Crews with the Tennessee Department of Transportation worked through the morning to clear roads of snow and ice after a system moved through overnight.
A mix of sleet and snow began moving into the Metro area around 4 a.m. causing a headache for morning commuters.
Even though temperatures began to rise around the same time, there was still enough snow and slush on the road to create problems.
Early Wednesday morning, numerous crashes were reported in the Nashville area. Mt. Juliet Police warned drivers of slick conditions all along Interstate 40 at mile marker 227.
— Mt. Juliet Police (@MtJulietPolice) January 20, 2016
Kathryn Schulte with TDOT said crews were salting and putting brine on the roadways as soon as the precipitation began.
In Middle Tennessee alone, more than 200 salt trucks are still available. For TDOT, the main priority was clearing all interstates and state routes.
Metro Public Works crews took care of prepping most city streets and secondary roads.
Road surface temperatures were still cold, which has made the morning commute treacherous for many. At one point, nearly two dozen crashes, some with injuries, were reported.
Icy conditions also closed Interstate 40 in both directions near the Humphreys-Dickson County line for hours.
Tow truck drivers told NewsChannel 5 they saw one example after another of people being overconfident on the snow and ice, and overestimating just how slick side roads could be.

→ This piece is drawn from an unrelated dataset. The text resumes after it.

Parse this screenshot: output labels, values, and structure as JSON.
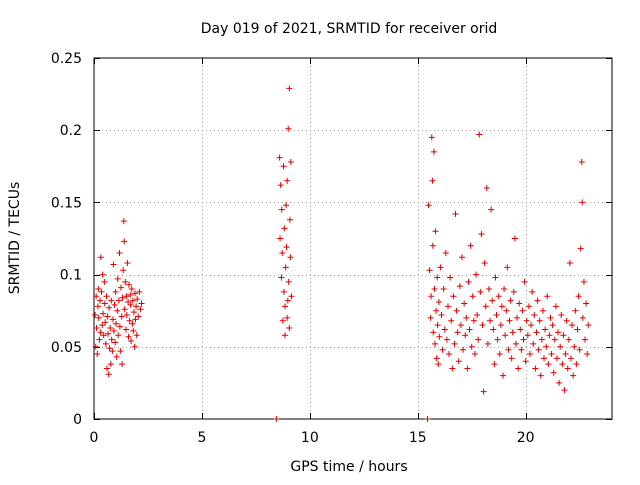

A tow truck driver in Lebanon said he expected to work non-stop all day Wednesday and into Thursday as slush on the roads potentially refreezes.
"Did you see that one in the ditch flipped over? Same concept. They were probably heading toward Murfreesboro, and the way it looked to me was they were heading towards Murfreesboro and skid out, and they over corrected or something, hit that grass and started tumbling," said Corey Denson with GT Towing.

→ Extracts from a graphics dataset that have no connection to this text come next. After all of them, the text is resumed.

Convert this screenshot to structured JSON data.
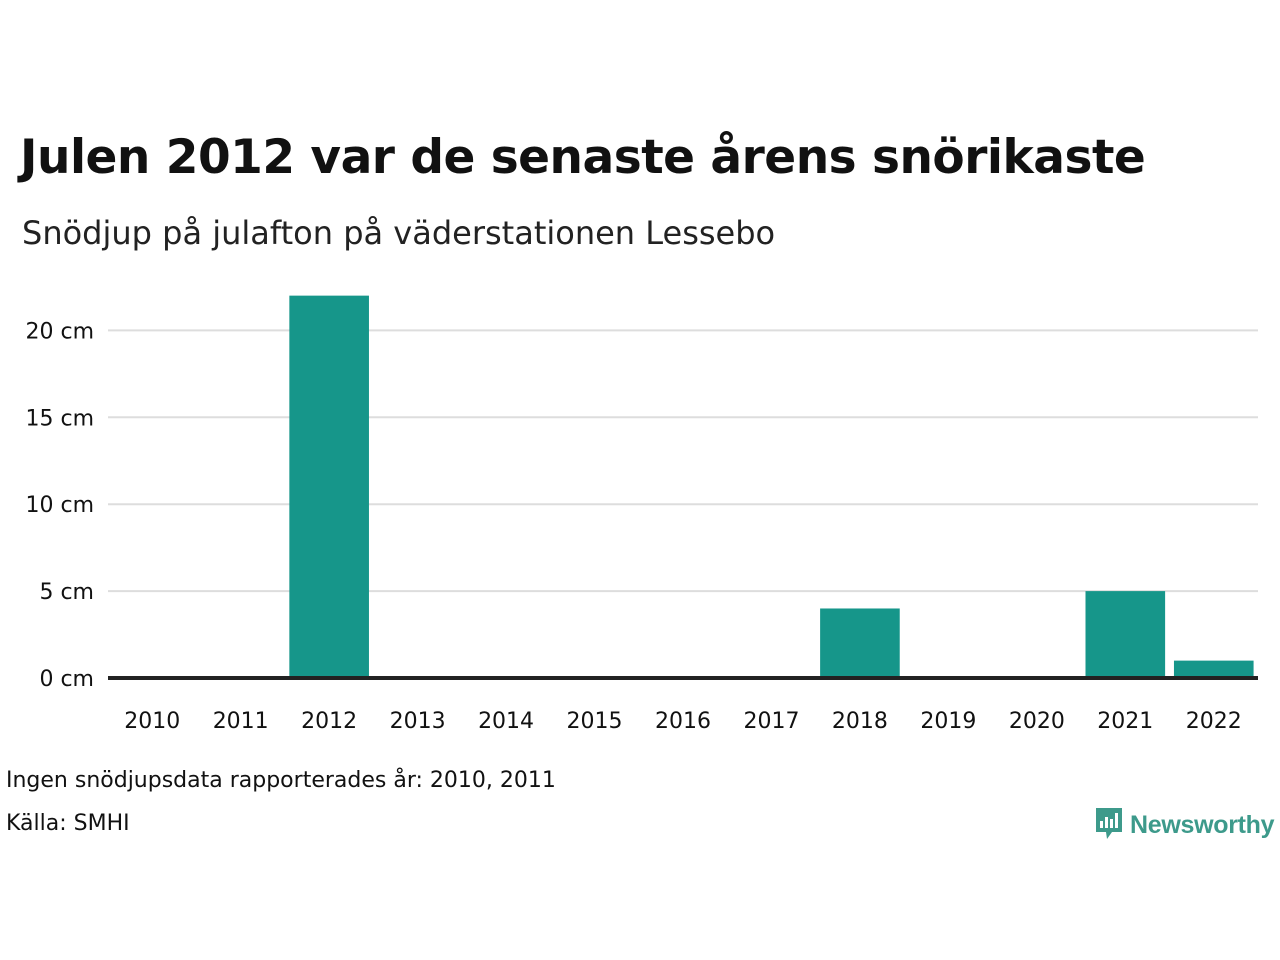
{
  "title": "Julen 2012 var de senaste årens snörikaste",
  "subtitle": "Snödjup på julafton på väderstationen Lessebo",
  "notes": {
    "missing": "Ingen snödjupsdata rapporterades år: 2010, 2011",
    "source": "Källa: SMHI"
  },
  "brand": {
    "name": "Newsworthy",
    "icon": "newsworthy-logo-icon",
    "color": "#3d9a8b"
  },
  "colors": {
    "bar": "#16968a",
    "grid": "#dddddd",
    "baseline": "#222222"
  },
  "chart_data": {
    "type": "bar",
    "categories": [
      "2010",
      "2011",
      "2012",
      "2013",
      "2014",
      "2015",
      "2016",
      "2017",
      "2018",
      "2019",
      "2020",
      "2021",
      "2022"
    ],
    "values": [
      null,
      null,
      22,
      0,
      0,
      0,
      0,
      0,
      4,
      0,
      0,
      5,
      1
    ],
    "ylim": [
      0,
      22
    ],
    "yticks": [
      0,
      5,
      10,
      15,
      20
    ],
    "ytick_labels": [
      "0 cm",
      "5 cm",
      "10 cm",
      "15 cm",
      "20 cm"
    ],
    "grid": true
  }
}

TDOT officials monitored roads all day from their Traffic Management Center on Centennial Boulevard.
Multiple cameras allow them to view the roads from just about every angle.
Work ahead of the storm started Tuesday when crews pre-treated the roads and they'll do the same Wednesday night in preparation for more freezing temps.
"We have scaled back on our crew that's on the road right now. We're giving them a chance to take a break and take a breather, because tonight as soon as temperatures drop again there will be icy spots on the road and we will have people out there salting the icy spots throughout the night," said Schulte.
She said they don't have a game plan for the rest of the week, but they will continue monitoring the roads and get crews out whenever necessary.
Sgt. Travis Plotzer with the Tennessee Highway Patrol said drivers should use extreme caution – especially on overpasses and bridges, which tend to freeze first.
He also recommended everyone keep flashlights, blankets, and a first aid kit in their cars. You should also keep your gas tank at least half full.